Une fois séduit par le monde, pourtant très sombre, de Texhnolyze, on s'offre à une expérience fascinante, purement sensorielle, à la fois épidermique et contemplative et surtout follement prenante, l'intérêt étant sans cesse relancé à chaque fin d'épisode, la construction de la série s'avérant un modèle du genre. Pour preuve, le 10ème épisode, avant-dernier du coffret, qui vient conclure certaines histoires pour mieux ouvrir de nouvelles perspectives. Certes il se passe peu de choses, mais c'est une drogue plus subtile qui nous retient devant ces dessins puissamment évocateurs, fréquemment figés en des tableaux aussi barbares que poétiques, aussi désenchantés que d'une très rare force cinématographique. Car Texhnolyze ne ressemble que rarement à une série télévisée « traditionnelle », ce qui fait à la fois tout son prix et sans doute sa faiblesse aux yeux de certains spectateurs.

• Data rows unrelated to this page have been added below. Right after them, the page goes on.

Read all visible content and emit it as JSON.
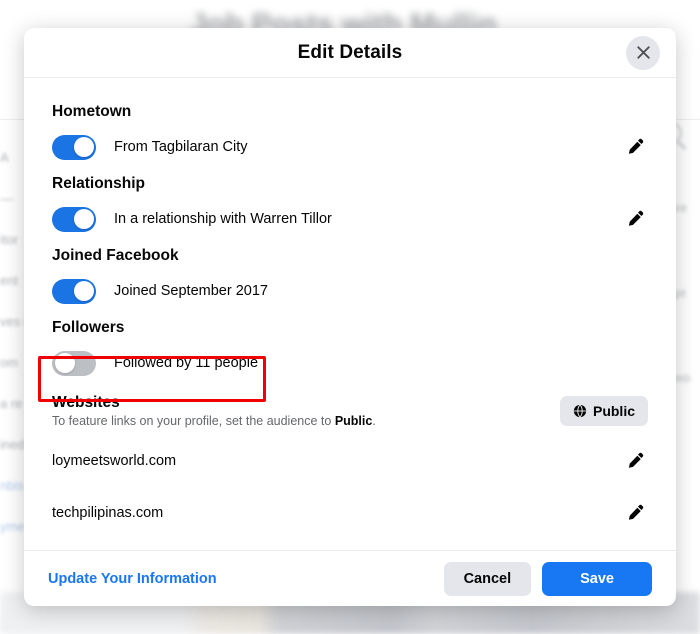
{
  "background": {
    "page_title": "Job Posts with Mullin",
    "left_fragments": [
      "A",
      "—",
      "itor",
      "ent",
      "ves i",
      "om",
      "a re",
      "ined",
      "nbis",
      "yme"
    ],
    "right_fragments": [
      "Q",
      "Eve",
      "age",
      "Pwo"
    ]
  },
  "modal": {
    "title": "Edit Details",
    "close_icon": "close-icon",
    "sections": [
      {
        "label": "Hometown",
        "toggle_state": "on",
        "text": "From Tagbilaran City",
        "edit_icon": "pencil-icon",
        "highlighted": false
      },
      {
        "label": "Relationship",
        "toggle_state": "on",
        "text": "In a relationship with Warren Tillor",
        "edit_icon": "pencil-icon",
        "highlighted": false
      },
      {
        "label": "Joined Facebook",
        "toggle_state": "on",
        "text": "Joined September 2017",
        "edit_icon": "",
        "highlighted": false
      },
      {
        "label": "Followers",
        "toggle_state": "off",
        "text": "Followed by 11 people",
        "edit_icon": "",
        "highlighted": true
      }
    ],
    "websites": {
      "label": "Websites",
      "subtitle_prefix": "To feature links on your profile, set the audience to ",
      "subtitle_bold": "Public",
      "subtitle_suffix": ".",
      "audience": {
        "label": "Public",
        "icon": "globe-icon"
      },
      "items": [
        {
          "url": "loymeetsworld.com",
          "edit_icon": "pencil-icon"
        },
        {
          "url": "techpilipinas.com",
          "edit_icon": "pencil-icon"
        }
      ]
    },
    "footer": {
      "update_link": "Update Your Information",
      "cancel_label": "Cancel",
      "save_label": "Save"
    }
  },
  "colors": {
    "accent_blue": "#1877f2",
    "toggle_on": "#1b74e4",
    "toggle_off": "#bcc0c4",
    "neutral_button": "#e4e6eb",
    "highlight_red": "#f00000"
  }
}
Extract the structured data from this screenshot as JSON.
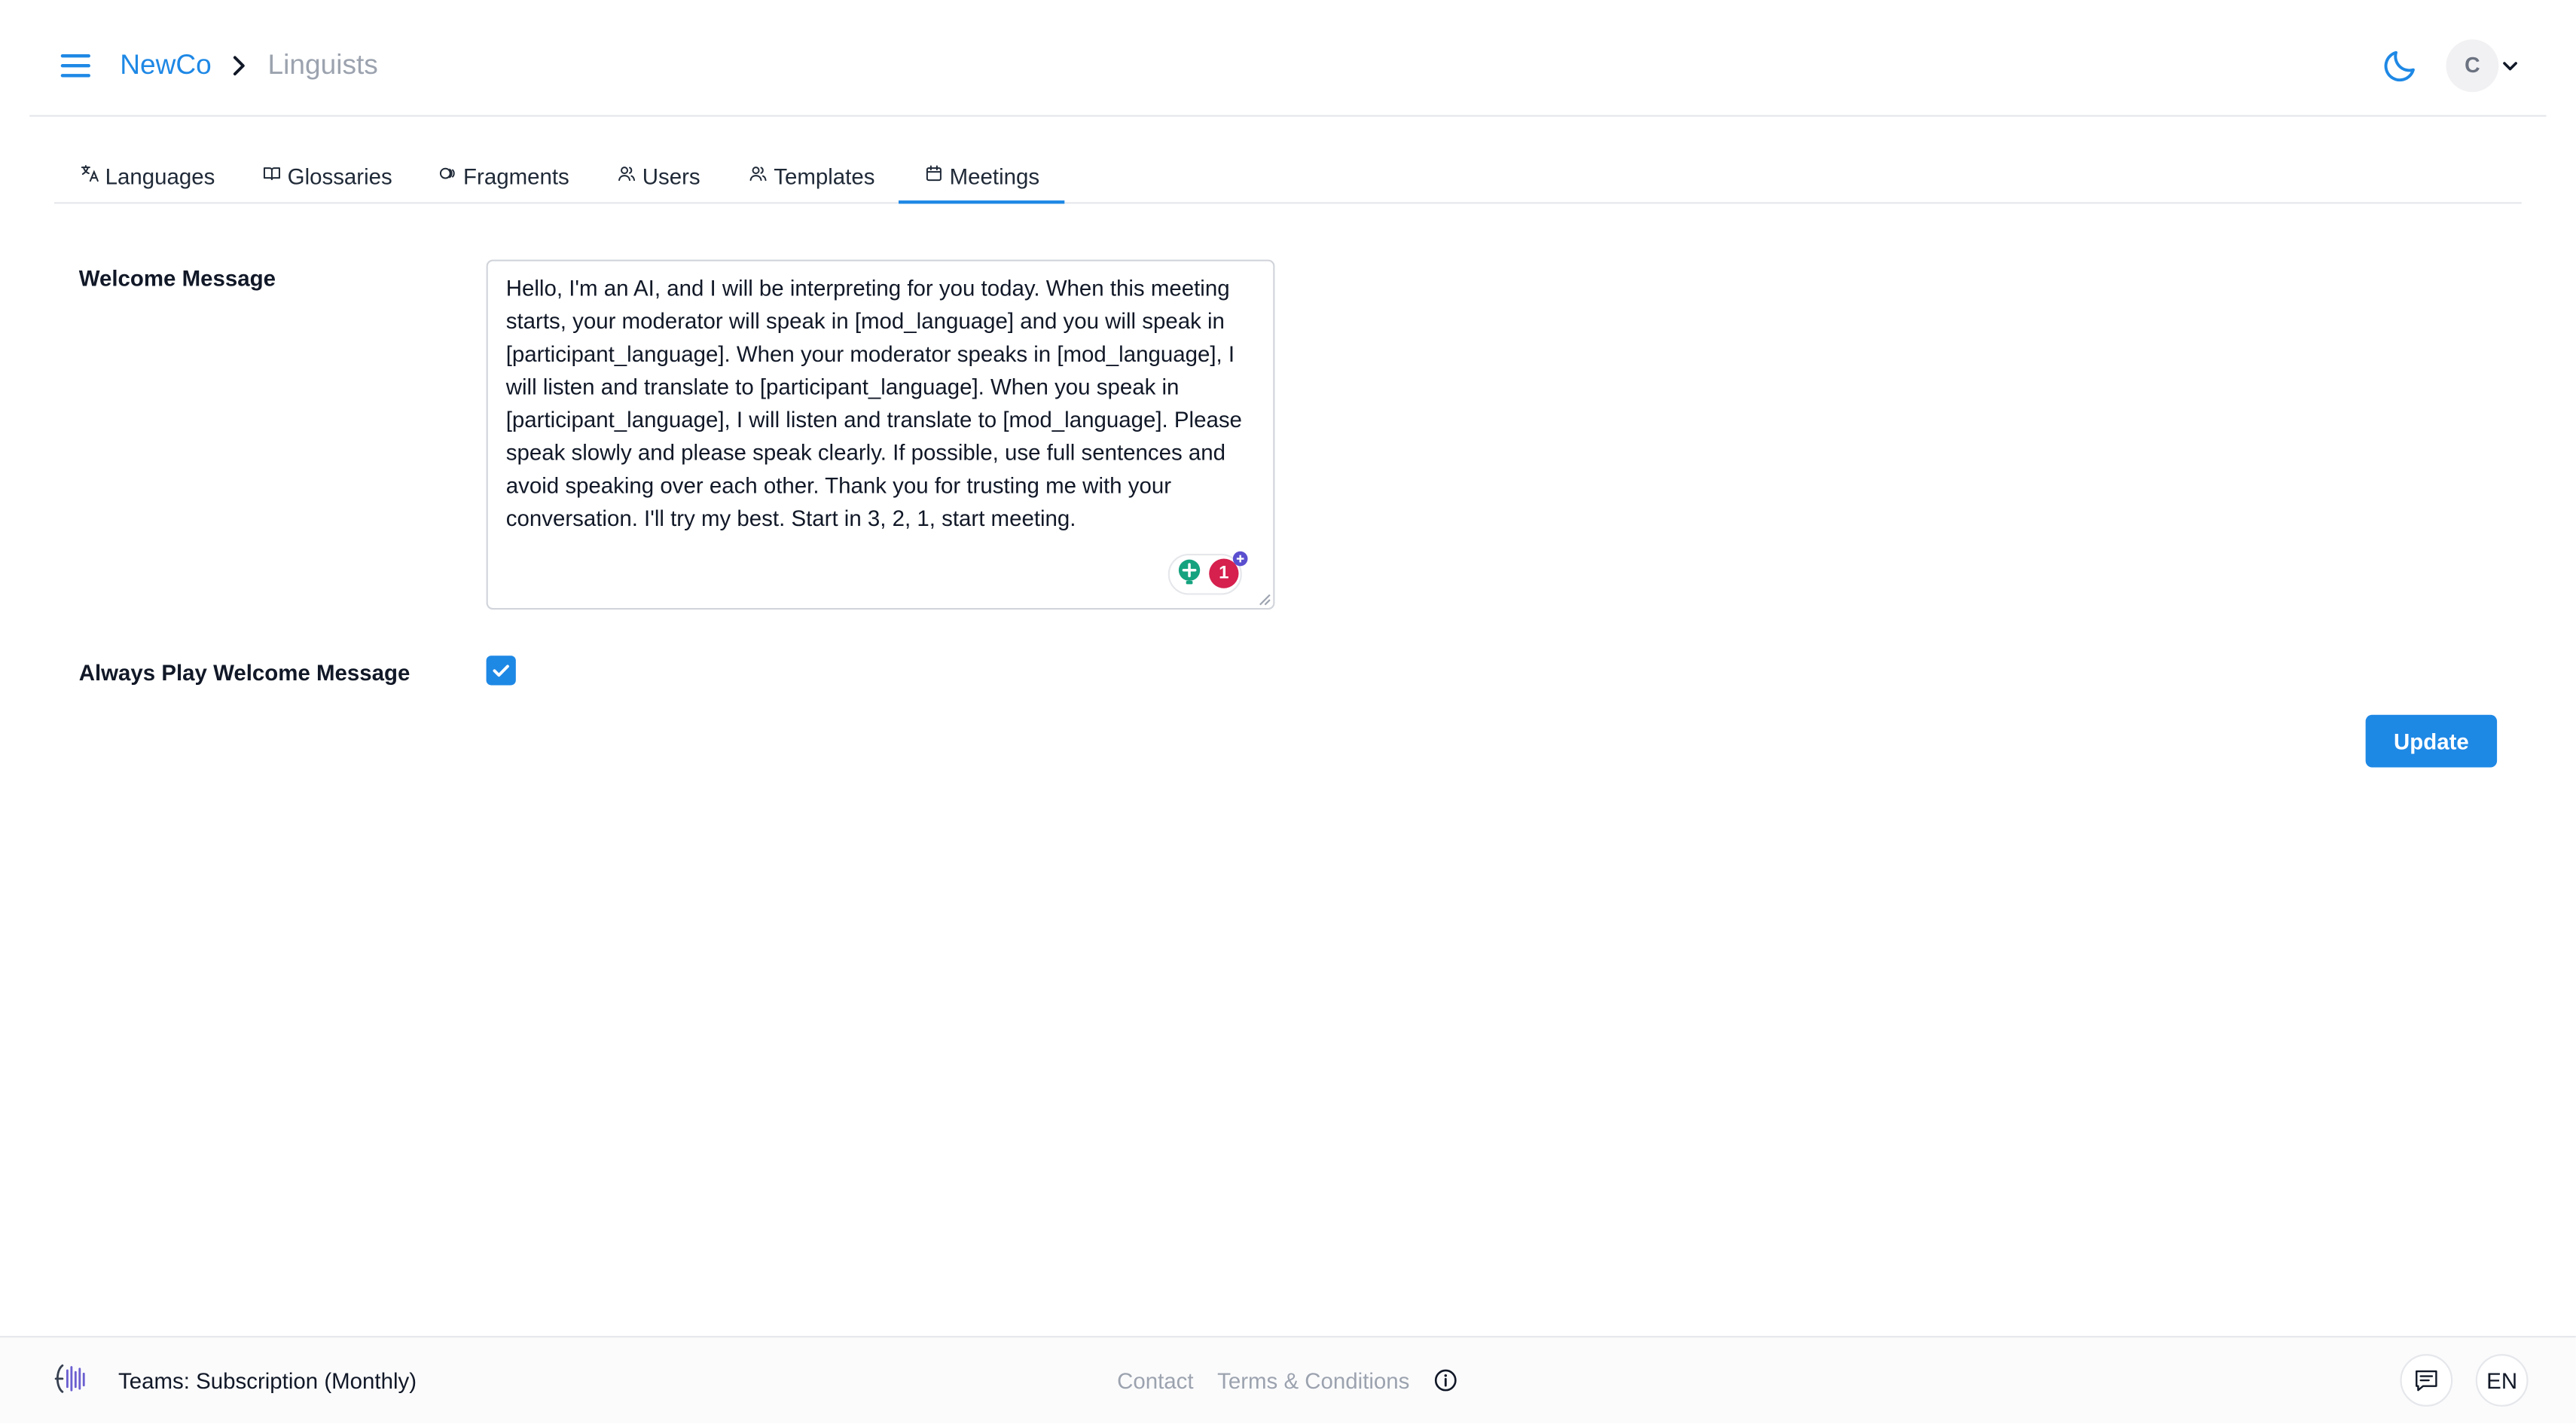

Outre la mise en scène et le character design, on soulignera aussi la grande qualité de la musique, composée par Hajime Mizoguchi, déjà auteur de quelques partitions mémorables pour la série Visions d'Escaflowne et surtout Jin-Roh, la brigade des loups. Si le très technoïde thème principal, écrit par Juno Reactor, peut paraître déjà un peu daté, le reste de l'ambiance sonore ne vient en rien gâcher la beauté vénéneuse de l'œuvre et soutient même souvent idéalement la mélancolie, voire le désespoir, de la ville de Lux et de ses habitants. Il faut à présent attendre le second coffret pour savoir si la conclusion de Texhnolyze s'avère à la hauteur de ses riches promesses, mais la série s'affirme déjà comme incontournable, ne serait-ce que pour son esthétique unique et le vertige irrépressible qu'elle provoque.